A lot of girls will do things to get roles.
What about the young men? Or is it because they’re not being propositioned for sex with the same ferocity as women?
Her word choice also diminishes the severity and wide variety of allegations. It implies the people targeted by predators are only young, naïve girls who offer themselves willingly despite so many of the accusations not supporting that trope.
It’s also happening to men like Terry Crews, to established professionals, and to women simply scared of being blacklisted and never working again.
Monk also distances herself from the issue and injects even more problematic rhetoric.
“Then there are people like me; like I would not even understand how that would work,” she told the publication.
“Why would you want to employ someone after you have done something with them and then see them the next day?”
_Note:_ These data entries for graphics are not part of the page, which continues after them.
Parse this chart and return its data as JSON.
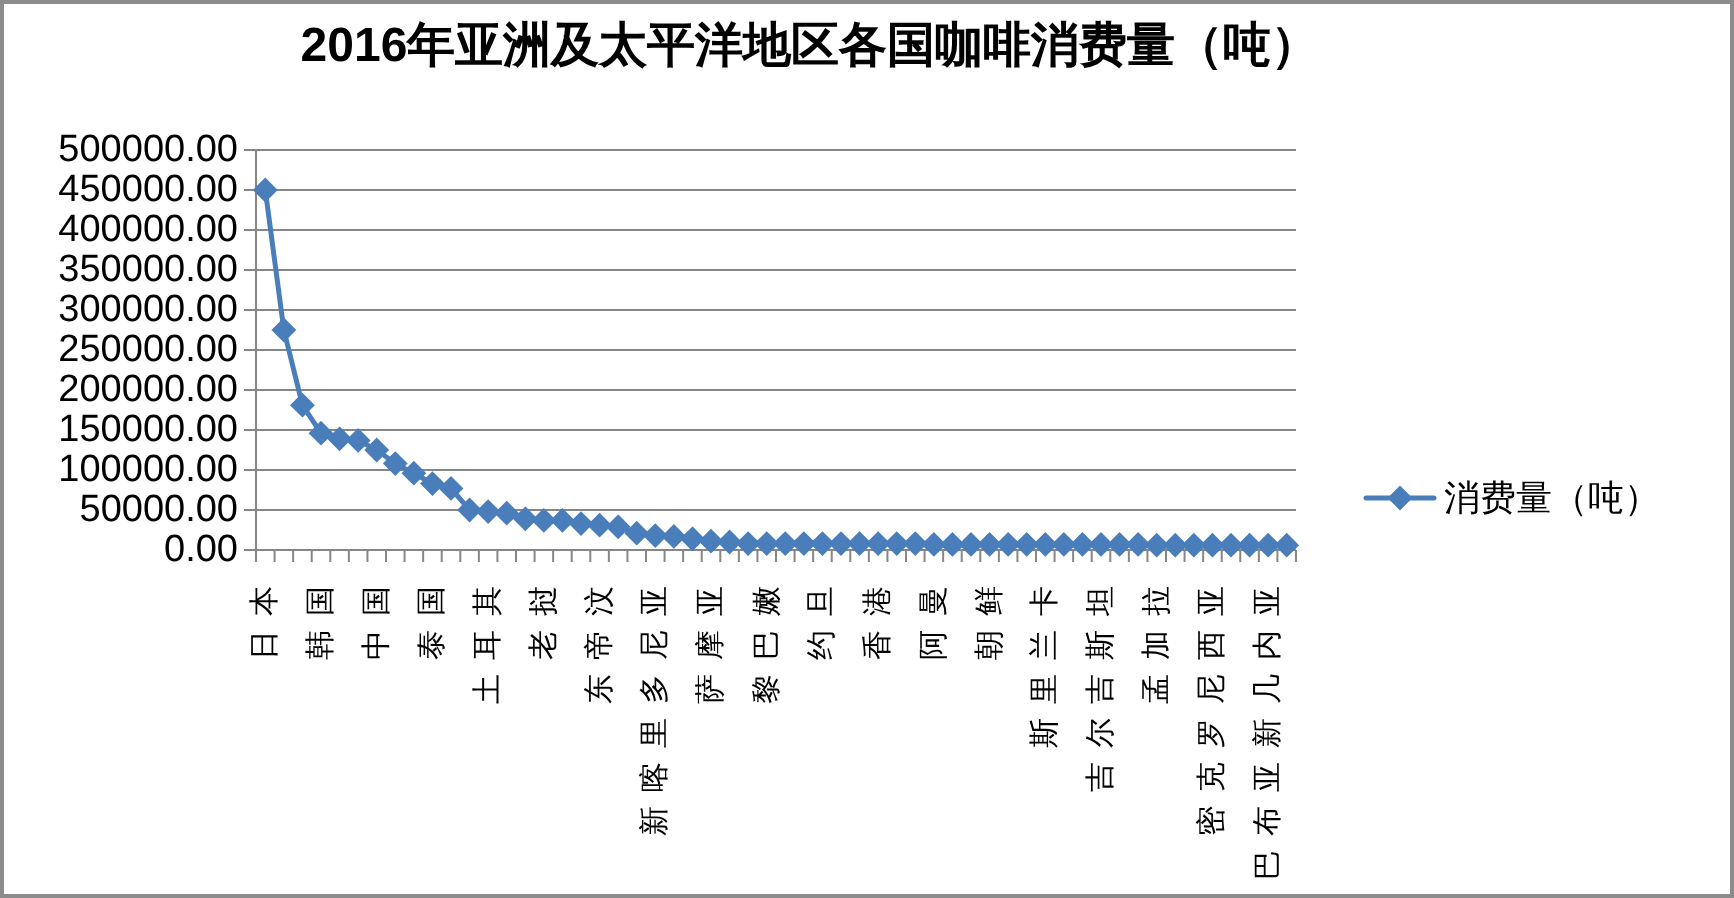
{
  "chart_data": {
    "type": "line",
    "title": "2016年亚洲及太平洋地区各国咖啡消费量（吨）",
    "categories": [
      "日本",
      null,
      null,
      "韩国",
      null,
      null,
      "中国",
      null,
      null,
      "泰国",
      null,
      null,
      "土耳其",
      null,
      null,
      "老挝",
      null,
      null,
      "东帝汶",
      null,
      null,
      "新喀里多尼亚",
      null,
      null,
      "萨摩亚",
      null,
      null,
      "黎巴嫩",
      null,
      null,
      "约旦",
      null,
      null,
      "香港",
      null,
      null,
      "阿曼",
      null,
      null,
      "朝鲜",
      null,
      null,
      "斯里兰卡",
      null,
      null,
      "吉尔吉斯坦",
      null,
      null,
      "孟加拉",
      null,
      null,
      "密克罗尼西亚",
      null,
      null,
      "巴布亚新几内亚",
      null
    ],
    "series": [
      {
        "name": "消费量（吨）",
        "color": "#4a7ebb",
        "values": [
          450000,
          275000,
          181000,
          146000,
          139000,
          137000,
          125000,
          108000,
          96000,
          83000,
          77000,
          50000,
          48000,
          46000,
          39000,
          37000,
          37000,
          33000,
          31000,
          29000,
          21000,
          18000,
          17000,
          14000,
          11000,
          10000,
          8000,
          8000,
          8000,
          8000,
          8000,
          8000,
          8000,
          8000,
          8000,
          8000,
          7000,
          7000,
          7000,
          7000,
          7000,
          7000,
          7000,
          7000,
          7000,
          7000,
          7000,
          7000,
          6000,
          6000,
          6000,
          6000,
          6000,
          6000,
          6000,
          6000
        ]
      }
    ],
    "ylim": [
      0,
      500000
    ],
    "yticks": [
      {
        "value": 0,
        "label": "0.00"
      },
      {
        "value": 50000,
        "label": "50000.00"
      },
      {
        "value": 100000,
        "label": "100000.00"
      },
      {
        "value": 150000,
        "label": "150000.00"
      },
      {
        "value": 200000,
        "label": "200000.00"
      },
      {
        "value": 250000,
        "label": "250000.00"
      },
      {
        "value": 300000,
        "label": "300000.00"
      },
      {
        "value": 350000,
        "label": "350000.00"
      },
      {
        "value": 400000,
        "label": "400000.00"
      },
      {
        "value": 450000,
        "label": "450000.00"
      },
      {
        "value": 500000,
        "label": "500000.00"
      }
    ],
    "grid": "y",
    "legend": "right",
    "marker": "diamond"
  }
}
“You just have to really respect yourself. If you are strong no one can hurt you.”
If you are strong no one can hurt you.
Does that imply Kate Beckinsale, Rose McGowan, Ashley Judd, Gwyneth Paltrow weren’t strong? That calling out Harvey Weinstein publicly is a sign of weakness?
The implication women who are harassed just don’t respect themselves enough is such a huge part of the victim-blaming we’re trying so hard to eradicate.
While we're sure Monk wasn’t trying to cheapen their harrowing experiences, her attitude and word choice are indicative of an inherently damaging mindset when it comes to sexual assault.